It’s not a “short” amount of time, as some would wish; it’s selling for short of the principle debt.
With a glut of homes sitting at values well below what they were purchased for, banks and mortgage companies are more likely to negotiate with home owners. A short sale is an opportunity for the bank to agree to a selling price below the actual principle pay off amount and forgive or mitigate the deficiency. The deficiency is the amount between the agreed selling price and the principle pay off. A short sale commonly forgives the debtors entire deficiency, but that release is determined in the negotiation between the bank and the debtor.
Creditors have their own developed list of requirements to approve a short sale contract. Most include a need for the debtor to show a financial hardship or burden that prevents them from paying the deficiency. Each of the lien holders, if there are multiple loans on the home, must approve their subjugation to the sale.
HOW DOES IT AFFECT MY CREDIT?
Should the creditor report the debt reduction to credit reporting agencies, it can adversely affect a person's credit report. After a short sale, borrowers may find it difficult to obtain a new mortgage because lender's underwriting guidelines might reject lending to a borrower who has obtained a short sale in the past. Reports from credit agencies note that a short sale could impact a person’s credit score by 150-400 points dependant on the number of late or missed payments previous to the sale. It is clear that it is easier to recover from a short sale that is negotiated without previous late payments, but conversely the debtor may not be apt to agree to the “short” without financial hardship.
As of 2011, national and state laws and industry standards for both real estate sales and lending are in an ongoing and rapid state of change. No debtor should consider entering into short sale negotiations without consulting with a mortgage professional, attorney and debt specialist.
WHAT ARE THE TAX IMPLICATIONS?
At the end of the tax year, the debtor will send a 1099-A that reflects the forgiven deficiency as income to the debtor, in short, whatever you were forgiven from in principle amount, will be reflected as income in the next tax year.

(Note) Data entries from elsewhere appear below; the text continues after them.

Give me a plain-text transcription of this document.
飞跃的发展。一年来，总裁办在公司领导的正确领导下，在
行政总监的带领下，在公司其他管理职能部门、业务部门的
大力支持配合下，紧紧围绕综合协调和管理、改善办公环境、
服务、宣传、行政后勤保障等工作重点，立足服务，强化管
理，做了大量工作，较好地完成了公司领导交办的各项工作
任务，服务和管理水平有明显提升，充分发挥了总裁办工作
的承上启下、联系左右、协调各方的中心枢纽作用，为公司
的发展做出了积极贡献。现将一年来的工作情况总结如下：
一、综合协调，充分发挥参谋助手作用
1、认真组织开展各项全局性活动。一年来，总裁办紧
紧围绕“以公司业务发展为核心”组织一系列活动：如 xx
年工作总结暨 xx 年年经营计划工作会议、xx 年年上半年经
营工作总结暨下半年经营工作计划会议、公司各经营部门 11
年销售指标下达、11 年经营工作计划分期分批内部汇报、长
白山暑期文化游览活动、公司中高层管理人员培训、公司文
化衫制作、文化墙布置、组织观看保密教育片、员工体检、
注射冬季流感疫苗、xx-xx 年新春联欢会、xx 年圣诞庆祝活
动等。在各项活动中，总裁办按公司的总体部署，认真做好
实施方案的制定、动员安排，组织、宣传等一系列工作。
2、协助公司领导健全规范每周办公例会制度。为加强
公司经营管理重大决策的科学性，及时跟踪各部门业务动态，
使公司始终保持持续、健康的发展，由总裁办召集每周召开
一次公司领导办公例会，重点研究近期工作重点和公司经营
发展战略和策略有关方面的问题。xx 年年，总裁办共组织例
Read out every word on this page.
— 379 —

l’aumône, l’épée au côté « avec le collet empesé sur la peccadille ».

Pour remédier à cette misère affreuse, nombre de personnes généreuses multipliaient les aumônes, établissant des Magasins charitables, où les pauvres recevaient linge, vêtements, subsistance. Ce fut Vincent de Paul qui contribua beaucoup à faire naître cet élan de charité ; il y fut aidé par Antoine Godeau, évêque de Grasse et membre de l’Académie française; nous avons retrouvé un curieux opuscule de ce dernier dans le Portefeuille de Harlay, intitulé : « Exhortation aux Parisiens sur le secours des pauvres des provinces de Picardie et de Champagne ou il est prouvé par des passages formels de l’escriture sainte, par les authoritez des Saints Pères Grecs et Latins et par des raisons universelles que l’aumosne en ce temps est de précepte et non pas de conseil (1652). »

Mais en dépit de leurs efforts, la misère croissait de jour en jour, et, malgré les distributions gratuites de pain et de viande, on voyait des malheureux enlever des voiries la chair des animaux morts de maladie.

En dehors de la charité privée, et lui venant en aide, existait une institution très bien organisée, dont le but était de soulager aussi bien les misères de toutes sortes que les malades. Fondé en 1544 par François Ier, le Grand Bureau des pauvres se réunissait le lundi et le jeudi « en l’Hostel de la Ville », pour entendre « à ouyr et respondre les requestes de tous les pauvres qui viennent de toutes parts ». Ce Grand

The Mortgage Forgiveness Debt Relief Act of 2007 says that for foreclosures, short sales and mortgage restructurings for less than the current balance on the mortgage, there will be no tax on the forgiven debt, if...
- The debt relief was incurred between 2007 and 2009
- The debt was for purchase and improvement of the house
- The debt was secured by the borrower's primary residence
- The amount forgiven was no more than $2 Million for a married couple
Congress has moved to extend this relief through 2013 to further encourage the housing market recovery.
The Extension of Exclusion from Gross Income of Discharge of Qualified Principal Residence Indebtedness extends the relief through January 1, 2014. This news is a great relief to both housing professionals and home owners that are forced to sell their upside-down homes.